Solía preocuparse por lo más mínimo que me pasara. Un día dijo que sería capaz de matar a cualquier muchacho que me hiriese. No le creía. Pero cuando recordaba que había participado en varios enfrentamientos, de joven, ya no lo ponía en duda.
—Perdón por venir sin avisar. —Oí su corazón latir—. No le pasó nada al tío y tampoco a la casa. Solo vine a visitarlos.
—¡Aiden! —llamó a mamá—. ¡Aiden, llegó Nina!
El inconfundible olor de un guisado aromatizaba la casa. Era extraño regresar y ver los objetos como si ya no me pertenecieran, como si hubiesen sido prestados.
Vi al final del pasillo una figura esbelta, a contraluz, que corría hacia mí sosteniendo un cucharón en la mano.
—Vanina... —Mi madre me rodeó con sus brazos delgados. La oí sorberse la nariz. Sentí, por un instante, que haberme ido a estudiar a otro país pudo haberles afectado más lo que esperaba.
—No llores, mami... —La apreté—. Me vas a hacer llorar a mí también.
Se apartó, colocándome las manos en los hombros.
Mi padre le quitó el cucharón.
—Vanina... es la cebolla.
Su manera de alargar el tacto la delataba. No era la cebolla. En sus ojos color océano aún llovía.
—Mamá... —Sentí el labio temblarme—. Ya no llores.
Se estrujó las mejillas con el delantal.
—Iré al baño. —Volvió a sorberse la nariz—. No te preocupes por mí, hija. —Haberse tocado la nariz con la mano intensificó las lágrimas—. Ve con tu papá a la cocina.
Ella apresuró el paso, moqueando en el camino.
—Bueno —Mi padre pasó su brazo por mi cuello—, ¿qué tal la universidad? ¿Te gusta? ¿Tienes compañeritas?
Mi padre valoraba la amistad. Decía que era imprescindible tener un grupo de amigos con los que se pudiera contar en situaciones de riesgo, claro, la universidad no era como la guerra, aunque en ciertos aspectos tenían similitud; tuve que salvar a un par de amigas pasándole las respuestas dentro de un sacapuntas.

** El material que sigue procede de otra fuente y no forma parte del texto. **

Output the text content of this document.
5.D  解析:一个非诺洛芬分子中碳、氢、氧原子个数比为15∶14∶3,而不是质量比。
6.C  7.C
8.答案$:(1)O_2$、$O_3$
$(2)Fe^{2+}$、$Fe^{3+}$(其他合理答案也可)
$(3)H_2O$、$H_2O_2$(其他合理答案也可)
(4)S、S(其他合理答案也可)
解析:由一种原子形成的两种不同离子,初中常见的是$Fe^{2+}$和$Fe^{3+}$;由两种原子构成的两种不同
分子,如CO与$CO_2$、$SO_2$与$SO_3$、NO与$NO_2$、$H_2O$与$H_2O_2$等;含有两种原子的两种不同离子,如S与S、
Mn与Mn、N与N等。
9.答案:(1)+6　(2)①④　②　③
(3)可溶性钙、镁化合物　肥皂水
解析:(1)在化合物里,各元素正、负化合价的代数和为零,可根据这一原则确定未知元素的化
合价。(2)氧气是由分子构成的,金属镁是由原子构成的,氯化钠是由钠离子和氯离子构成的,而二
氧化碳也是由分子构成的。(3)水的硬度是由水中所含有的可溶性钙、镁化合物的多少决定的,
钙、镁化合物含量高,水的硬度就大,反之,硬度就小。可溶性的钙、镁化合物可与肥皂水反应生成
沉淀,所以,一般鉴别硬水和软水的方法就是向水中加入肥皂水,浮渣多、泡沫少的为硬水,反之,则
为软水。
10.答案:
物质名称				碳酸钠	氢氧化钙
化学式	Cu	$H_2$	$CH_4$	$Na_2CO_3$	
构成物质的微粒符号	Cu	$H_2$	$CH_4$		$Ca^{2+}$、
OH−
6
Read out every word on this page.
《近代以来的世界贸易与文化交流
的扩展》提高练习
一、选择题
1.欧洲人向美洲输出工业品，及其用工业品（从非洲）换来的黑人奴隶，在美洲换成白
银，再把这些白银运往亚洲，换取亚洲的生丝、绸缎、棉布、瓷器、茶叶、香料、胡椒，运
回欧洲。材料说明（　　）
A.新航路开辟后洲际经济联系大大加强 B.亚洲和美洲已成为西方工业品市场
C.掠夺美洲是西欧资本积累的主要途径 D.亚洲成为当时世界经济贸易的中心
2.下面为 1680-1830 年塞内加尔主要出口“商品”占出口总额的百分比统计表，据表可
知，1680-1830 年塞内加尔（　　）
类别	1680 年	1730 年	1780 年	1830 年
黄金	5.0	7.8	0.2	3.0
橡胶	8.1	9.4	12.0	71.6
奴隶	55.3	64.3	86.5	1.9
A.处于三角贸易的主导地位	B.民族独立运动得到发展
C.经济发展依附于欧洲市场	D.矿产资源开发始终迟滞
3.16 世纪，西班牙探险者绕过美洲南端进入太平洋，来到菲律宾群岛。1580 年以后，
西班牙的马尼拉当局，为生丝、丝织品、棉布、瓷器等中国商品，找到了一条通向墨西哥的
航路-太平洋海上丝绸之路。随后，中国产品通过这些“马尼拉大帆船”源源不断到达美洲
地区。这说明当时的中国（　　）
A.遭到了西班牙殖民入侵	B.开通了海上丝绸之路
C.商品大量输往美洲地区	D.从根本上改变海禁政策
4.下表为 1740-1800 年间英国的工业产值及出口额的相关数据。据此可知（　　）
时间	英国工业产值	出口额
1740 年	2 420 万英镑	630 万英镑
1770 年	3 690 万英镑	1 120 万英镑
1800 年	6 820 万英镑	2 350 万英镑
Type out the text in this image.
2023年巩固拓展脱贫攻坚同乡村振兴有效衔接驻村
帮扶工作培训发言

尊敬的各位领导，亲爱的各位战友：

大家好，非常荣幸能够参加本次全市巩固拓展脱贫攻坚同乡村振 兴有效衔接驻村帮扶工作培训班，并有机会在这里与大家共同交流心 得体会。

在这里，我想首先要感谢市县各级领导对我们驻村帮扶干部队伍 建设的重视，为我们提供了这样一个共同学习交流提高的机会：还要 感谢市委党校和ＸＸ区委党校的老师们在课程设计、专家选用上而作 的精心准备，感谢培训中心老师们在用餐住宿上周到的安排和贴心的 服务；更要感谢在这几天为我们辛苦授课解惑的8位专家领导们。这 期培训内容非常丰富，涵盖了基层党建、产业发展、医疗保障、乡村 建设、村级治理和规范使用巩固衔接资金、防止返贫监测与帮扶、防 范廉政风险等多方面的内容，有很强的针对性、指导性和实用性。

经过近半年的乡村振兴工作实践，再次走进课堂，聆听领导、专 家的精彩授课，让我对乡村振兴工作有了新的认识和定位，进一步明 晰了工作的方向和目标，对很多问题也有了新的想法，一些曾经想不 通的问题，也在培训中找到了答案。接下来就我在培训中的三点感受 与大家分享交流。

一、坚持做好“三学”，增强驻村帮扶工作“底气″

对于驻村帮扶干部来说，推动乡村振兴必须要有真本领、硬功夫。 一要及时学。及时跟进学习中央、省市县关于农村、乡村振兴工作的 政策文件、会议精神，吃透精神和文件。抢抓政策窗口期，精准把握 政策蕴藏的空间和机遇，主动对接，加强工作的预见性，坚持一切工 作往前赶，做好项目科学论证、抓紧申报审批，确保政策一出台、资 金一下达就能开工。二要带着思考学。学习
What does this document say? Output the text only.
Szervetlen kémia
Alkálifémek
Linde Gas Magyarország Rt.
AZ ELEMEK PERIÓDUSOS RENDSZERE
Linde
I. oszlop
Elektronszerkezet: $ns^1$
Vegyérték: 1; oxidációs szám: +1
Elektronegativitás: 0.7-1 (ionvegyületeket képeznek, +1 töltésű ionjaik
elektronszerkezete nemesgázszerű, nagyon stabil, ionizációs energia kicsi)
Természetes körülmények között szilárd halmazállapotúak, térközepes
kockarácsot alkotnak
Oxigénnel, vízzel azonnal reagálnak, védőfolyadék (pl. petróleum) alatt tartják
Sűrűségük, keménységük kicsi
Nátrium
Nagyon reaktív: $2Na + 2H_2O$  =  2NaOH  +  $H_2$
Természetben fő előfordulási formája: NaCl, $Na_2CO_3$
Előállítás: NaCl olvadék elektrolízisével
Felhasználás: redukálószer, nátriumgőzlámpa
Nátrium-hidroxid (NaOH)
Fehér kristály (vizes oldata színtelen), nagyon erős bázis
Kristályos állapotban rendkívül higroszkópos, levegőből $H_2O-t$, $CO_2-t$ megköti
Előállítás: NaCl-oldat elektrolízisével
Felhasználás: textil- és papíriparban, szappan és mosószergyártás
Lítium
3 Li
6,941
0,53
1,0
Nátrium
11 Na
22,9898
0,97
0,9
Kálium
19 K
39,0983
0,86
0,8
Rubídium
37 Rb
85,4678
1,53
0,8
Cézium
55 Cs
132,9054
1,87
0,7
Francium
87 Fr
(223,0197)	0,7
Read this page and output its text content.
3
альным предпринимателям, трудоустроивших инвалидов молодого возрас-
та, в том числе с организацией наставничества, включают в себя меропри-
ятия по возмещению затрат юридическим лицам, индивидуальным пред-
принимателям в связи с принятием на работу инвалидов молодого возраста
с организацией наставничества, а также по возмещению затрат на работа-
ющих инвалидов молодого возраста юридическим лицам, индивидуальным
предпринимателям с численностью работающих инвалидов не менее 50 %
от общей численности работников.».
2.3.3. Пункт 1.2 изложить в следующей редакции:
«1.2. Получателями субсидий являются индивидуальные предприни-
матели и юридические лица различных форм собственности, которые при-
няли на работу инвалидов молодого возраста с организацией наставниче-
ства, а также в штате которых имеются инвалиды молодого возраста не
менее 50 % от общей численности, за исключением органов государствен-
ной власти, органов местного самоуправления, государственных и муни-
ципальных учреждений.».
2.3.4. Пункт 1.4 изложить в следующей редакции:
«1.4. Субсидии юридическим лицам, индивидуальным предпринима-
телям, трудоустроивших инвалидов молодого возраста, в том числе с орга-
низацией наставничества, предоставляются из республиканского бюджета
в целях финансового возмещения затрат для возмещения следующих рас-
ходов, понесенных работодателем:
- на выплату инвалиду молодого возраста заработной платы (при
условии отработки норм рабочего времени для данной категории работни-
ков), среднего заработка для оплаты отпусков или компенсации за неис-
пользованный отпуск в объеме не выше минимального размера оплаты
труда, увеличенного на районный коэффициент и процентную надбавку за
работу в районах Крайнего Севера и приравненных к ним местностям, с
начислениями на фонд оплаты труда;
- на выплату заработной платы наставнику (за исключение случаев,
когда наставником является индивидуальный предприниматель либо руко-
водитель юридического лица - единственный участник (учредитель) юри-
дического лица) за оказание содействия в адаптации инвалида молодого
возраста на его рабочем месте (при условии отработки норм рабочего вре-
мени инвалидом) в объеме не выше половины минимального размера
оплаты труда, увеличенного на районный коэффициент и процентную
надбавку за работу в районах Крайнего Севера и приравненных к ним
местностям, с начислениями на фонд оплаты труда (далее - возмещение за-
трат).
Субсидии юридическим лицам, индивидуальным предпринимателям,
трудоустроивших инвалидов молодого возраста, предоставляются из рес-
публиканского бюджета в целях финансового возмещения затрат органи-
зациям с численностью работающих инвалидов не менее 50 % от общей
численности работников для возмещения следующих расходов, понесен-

—La universidad es... —Me senté en el banquito viendo tres de las hornillas encendidas. Me perdí un instante en el fuego azul, cuestionándome la veracidad de los hechos en el castillo— horrible. Tengo clases todo el tiempo. No nos dejan ni respirar. He tenido varios exámenes en un mismo día y la mayoría de las veces pongo todo en manos de Dios.
Se carcajeó echándose hacia atrás.
—Pero si apenas estás comenzando. —Afincó el brazo del mesón—. Ni quiero imaginar cómo será el próximo semestre.
Forcé una sonrisa, llevando los pies al travesaño del banquito.
—Sí... sobre eso... quería decirles algo importante.
Mamá entró secándose las manos y buscando una cucharilla para revolver el pollo:
—¿Algo importante? ¿Qué será? —Dejó el trapito a un lado y colocó la mano libre en su cintura mientras se cercioraba que el pollo no se estuviese secando—. ¿Estás embarazada?
Abrí los ojos, aterrada. Miré a papá, encontrando que su expresión regocijada había desaparecido.
—¿Quién fue? —Su mirada homicida me congeló—. Dime quién fue, que lo voy a buscar y... —Trató de levantarse.
Interpuse las manos a tiempo.
—No estoy embarazada.
Me giré:
—Mamá, no estoy embarazada. —Observé su espalda; aún meneaba algo más—. Voy a prestar servicio.
Paró de moverse. Retiró la cucharilla de la olla y dio un par de golpes contra el borde.
—¿Es un chiste? —preguntó—. ¿Vas a dejar de estudiar por... servirle a tu nación?